Use of direct-acting oral anticoagulants in solid organ transplantation: A systematic review.
Research article published in Pharmacotherapy (2021)
Abstract
The use of direct-acting oral anticoagulants (DOACs) has increased secondary to the mounting evidence for comparable efficacy and potentially superior safety to vitamin K antagonists (VKAs) in the general population. However, insufficient data regarding DOAC use in solid organ transplant (SOT) recipients and numerous pharmacokinetic and pharmacodynamic considerations limit their use in this highly selected patient population. A systematic review of recent clinical evidence on the safety and efficacy of DOACs compared to VKAs in SOT recipients was conducted. Additional considerations including transplant-specific strategies for DOAC reversal and common pharmacokinetic/pharmacodynamic concerns were also reviewed. Although current evidence is limited to single-center retrospective analyses, DOACs, especially apixaban, appear to be a safe and effective alternative to VKAs for SOT recipients with stable graft function and without drug-drug interactions. Reliable data on DOAC reversal at the time of transplant surgery are lacking, and clinicians should consider idarucizumab, andexanet alfa, and other non-specific reversal agents on an individual patient basis. There is no evidence supporting deviations from the Food and Drug Administration labeling recommendations for DOAC dosing in the setting of drug-drug interactions, obesity, and renal function, especially in patients on hemodialysis.

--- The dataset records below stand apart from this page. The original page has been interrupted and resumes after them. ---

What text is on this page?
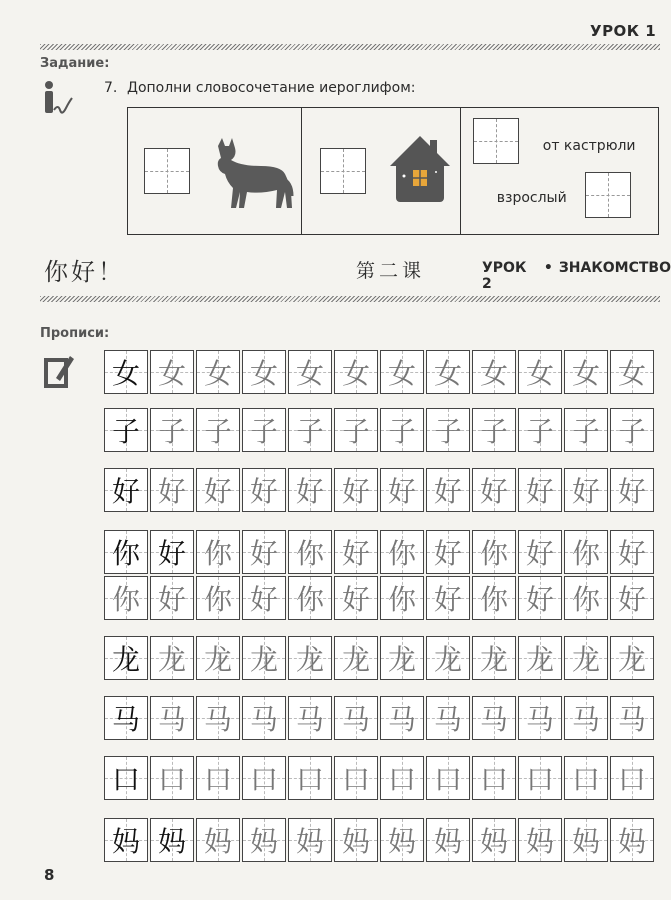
УРОК 1
Задание:
7. Дополни словосочетание иероглифом:
от кастрюли
взрослый
你好！	第二课	УРОК 2
• ЗНАКОМСТВО
Прописи:
女 女 女 女 女 女 女 女 女 女 女 女
子 子 子 子 子 子 子 子 子 子 子 子
好 好 好 好 好 好 好 好 好 好 好 好
你 好 你 好 你 好 你 好 你 好 你 好
你 好 你 好 你 好 你 好 你 好 你 好
龙 龙 龙 龙 龙 龙 龙 龙 龙 龙 龙 龙
马 马 马 马 马 马 马 马 马 马 马 马
口 口 口 口 口 口 口 口 口 口 口 口
妈 妈 妈 妈 妈 妈 妈 妈 妈 妈 妈 妈
8
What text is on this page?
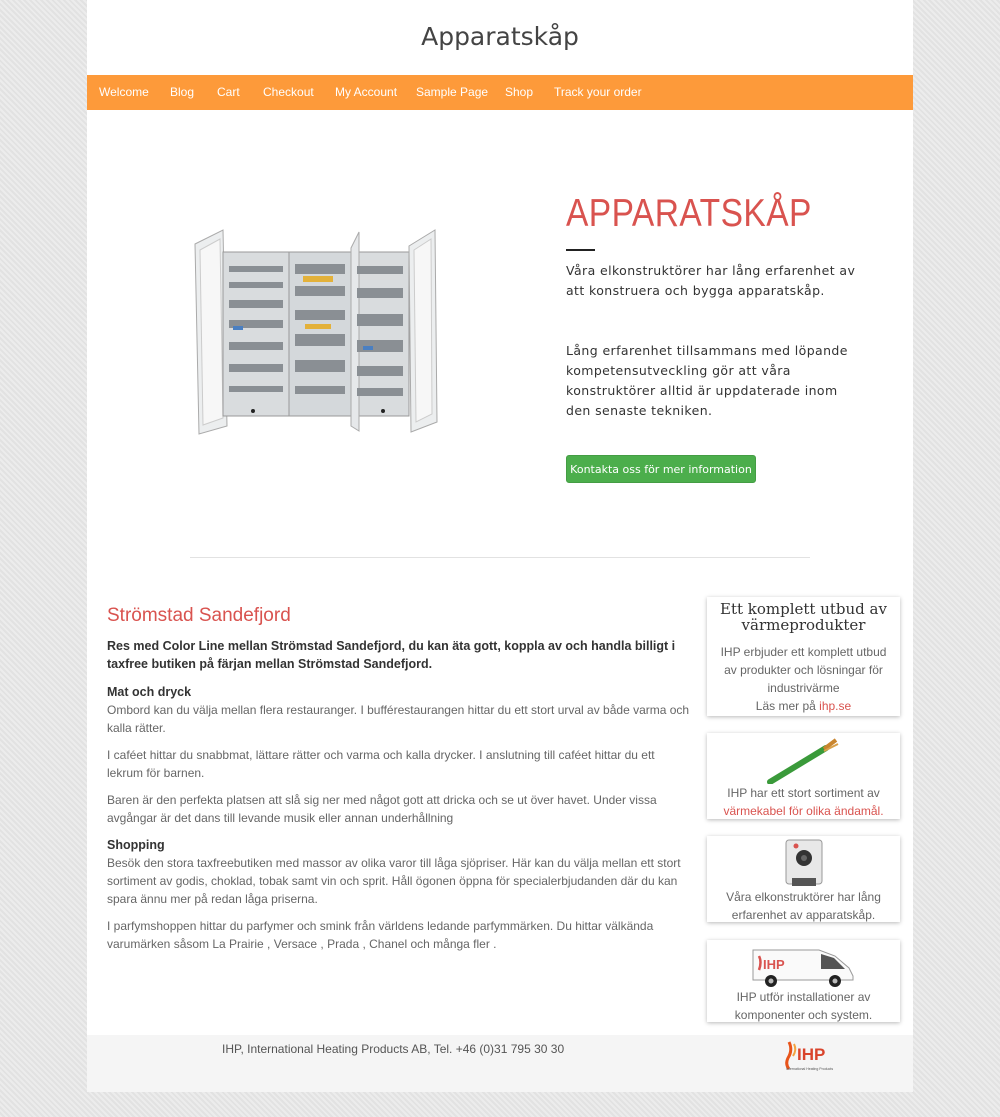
Apparatskåp
Welcome Blog Cart Checkout My Account Sample Page Shop Track your order
APPARATSKÅP
Våra elkonstruktörer har lång erfarenhet av att konstruera och bygga apparatskåp.
Lång erfarenhet tillsammans med löpande kompetensutveckling gör att våra konstruktörer alltid är uppdaterade inom den senaste tekniken.
Kontakta oss för mer information
Strömstad Sandefjord
Res med Color Line mellan Strömstad Sandefjord, du kan äta gott, koppla av och handla billigt i taxfree butiken på färjan mellan Strömstad Sandefjord.
Mat och dryck

Ombord kan du välja mellan flera restauranger. I bufférestaurangen hittar du ett stort urval av både varma och kalla rätter.

I caféet hittar du snabbmat, lättare rätter och varma och kalla drycker. I anslutning till caféet hittar du ett lekrum för barnen.

Baren är den perfekta platsen att slå sig ner med något gott att dricka och se ut över havet. Under vissa avgångar är det dans till levande musik eller annan underhållning

Shopping

Besök den stora taxfreebutiken med massor av olika varor till låga sjöpriser. Här kan du välja mellan ett stort sortiment av godis, choklad, tobak samt vin och sprit. Håll ögonen öppna för specialerbjudanden där du kan spara ännu mer på redan låga priserna.

I parfymshoppen hittar du parfymer och smink från världens ledande parfymmärken. Du hittar välkända varumärken såsom La Prairie , Versace , Prada , Chanel och många fler .

Ett komplett utbud av värmeprodukter
IHP erbjuder ett komplett utbud av produkter och lösningar för industrivärme
Läs mer på ihp.se
IHP har ett stort sortiment av
värmekabel för olika ändamål.
Våra elkonstruktörer har lång erfarenhet av apparatskåp.
IHP
IHP utför installationer av komponenter och system.
IHP, International Heating Products AB, Tel. +46 (0)31 795 30 30	IHP
International Heating Products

Abstract sourced from PubMed (NCBI) for the cited record. See the original publication for the authoritative version.
Summary
Use of direct-acting oral anticoagulants in solid organ transplantation: A systematic review.
Why This Matters for Hirudotherapy
This systematic review examined the safety and efficacy of direct-acting oral anticoagulants (DOACs) versus vitamin K antagonists in solid organ transplant recipients and concluded that, based on limited single-center retrospective data, DOACs (especially apixaban) appear to be a safe and effective alternative in patients with stable graft function and no drug-drug interactions, while noting that reliable data on DOAC reversal at the time of transplant surgery are lacking. Its relevance to hirudotherapy is contextual rather than direct: it documents both the appeal and the persistent pharmacologic limitations (reversal agents, drug interactions, narrow data) of synthetic anticoagulants, the broader clinical problem space in which leech-derived antithrombotics such as hirudin are studied as natural thrombin inhibitors. Honest caveat: the review concerns oral synthetic drugs in transplant patients, contains no leech or hirudotherapy content, and the authors themselves stress that the underlying evidence is limited to small retrospective analyses.
Citation
Use of direct-acting oral anticoagulants in solid organ transplantation: A systematic review.